The game within the game might be contested between Hall, a transfer from the University of Alabama and Northwest Missouri State senior running back LaRon Council. Last week, Council rushed for 87 yards and four touchdowns in a 35-10 win over Abilene Christian. It was impressive considering that the Wildcats entered the game with the top rush defense in the country (46.2 yards per game).  

The Mid-America Intercollegiate Athletic Association Offensive Player of the Year is a shifty back, who is rarely brought down at the line of scrimmage. Hall said while Council is smaller than most backs he faced in the SEC, the Harlon Hill Trophy finalist is able to elude defenders by maintaining a low center of gravity.
“He (Council) is kind of an old-fashioned, between-the-tackles kind of runner,” Hall said. “He (also) does a pretty good job of running through tackles.”

Throughout the season, defenses have tried to slow Council by jamming eight defenders in the box and daring Bolles to beat them. The gamble has left wide receiver Jake Soy in frequent one-on-one coverage and the Bearcats have made them pay. Soy has 22 touchdowns this, an MIAA record.

“It’s tough as far as running the ball but when teams start doing that we start passing the ball,” Council said. “Our coaching staff has just done a great job of not trying to force the run.”
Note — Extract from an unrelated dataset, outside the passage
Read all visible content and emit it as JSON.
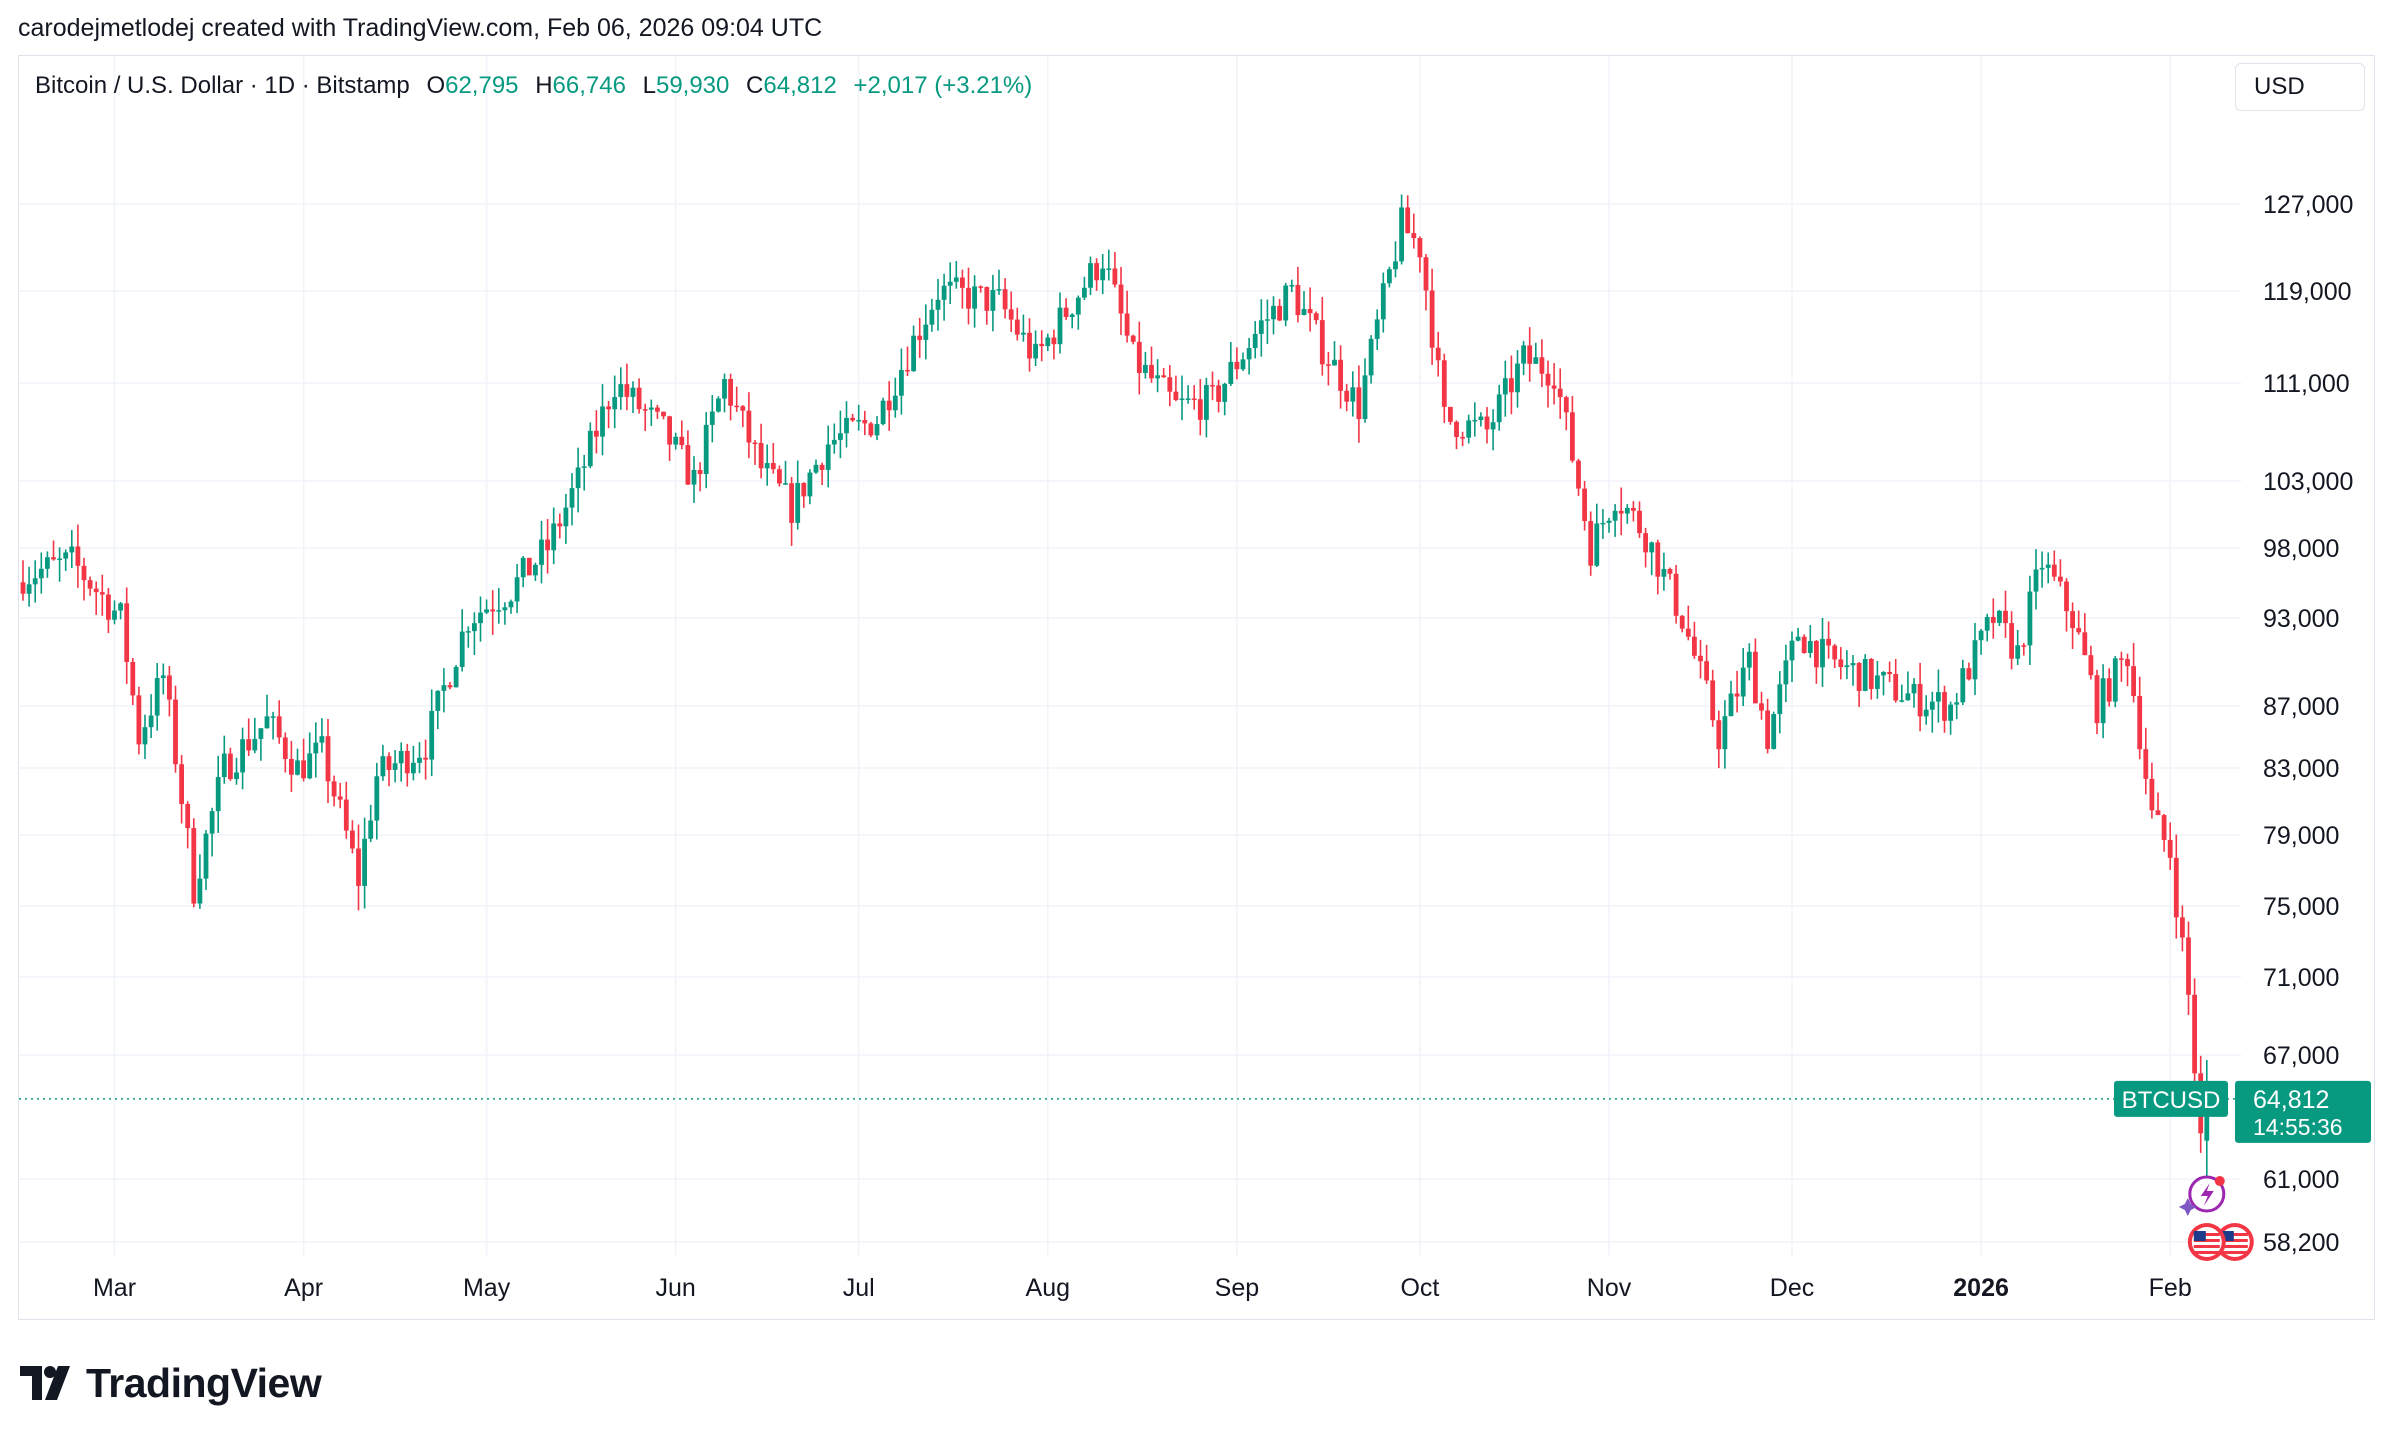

Bennett compared Soy favorably with his team’s top wideout Johnny Spevak. The Great Northwest Athletic Conference Offensive Player of the Year owns school records in four receiving categories and has deceptive speed, according to his coach.

“They both have good speed, great body control and a confidence that they will catch everything thrown in that area,” Bennett said.

Spevak will be the main target for Wildcat quarterback Cole Morgan. With his team trailing 21-0 at the half against Western Oregon on Nov. 7, Bennett pulled then starter Ryan Robertson for the senior. Morgan responded by leading the team to a 23-21 victory and has started every game since.

It will be difficult for the Wildcats to advance to their first ever semifinals with a similar slow start. Both coaches are expecting a tight contest.

“I think it’s going to be a great football game,” Northwest Missouri State coach Mel Tjeerdsma said. “I’m not worried about going on the road, (but) they’re playing extremely well right now.”